Silas Foster, hırsı ve dağ evlerinin yoksulluğundan ve izolasyonundan kaçma arzusuyla hareket ederek, bir gün dünyaya adım atmanın ve iz bırakmanın hayalini kurar. Çentik, yoluna çıkan engellerin ve zorlukların sembolü haline gelir. Babasının ve köylülerin uyarılarına rağmen Silas, çentiğin yarattığı yaklaşan tehlikeyi ve dağdaki varoluşlarının kırılganlığını görmezden gelir.
Gerginlik arttıkça ve karakterler zengin bir konuğu ziyaret etmek için talihsiz yolculuklarına çıktıkça hikaye, bir çığın dağı yuttuğu güçlü bir anla doruğa ulaşır.

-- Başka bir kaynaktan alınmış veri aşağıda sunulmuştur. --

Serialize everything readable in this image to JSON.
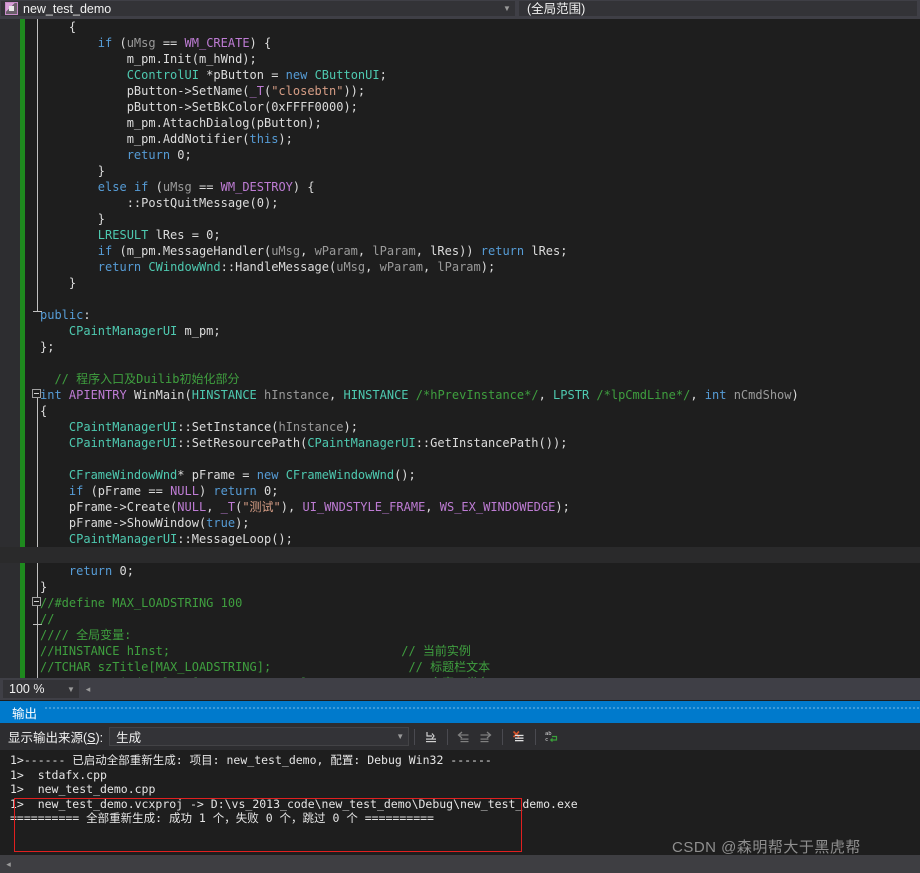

Çentik, amansız ve yıkıcı gücüyle Silas'ın hayallerini paramparça eden ve hırslı ruhunu alçaltan bir araca dönüşür.
Hikaye, çentiği hayatın sınırlamaları ve öngörülemezliği için bir metafor olarak kullanıyor ve doğal düzeni ve tehlike uyarılarını göz ardı eden insan hırsının aptallığını vurguluyor. Çentik, doğanın ve kaderin en iddialı planları bile engelleyebileceğini ve gerçek tatminin, ulaşılamaz hedefler için çabalamaktan ziyade yaşam koşullarını kabul edip kucaklamakta yattığını hatırlatır.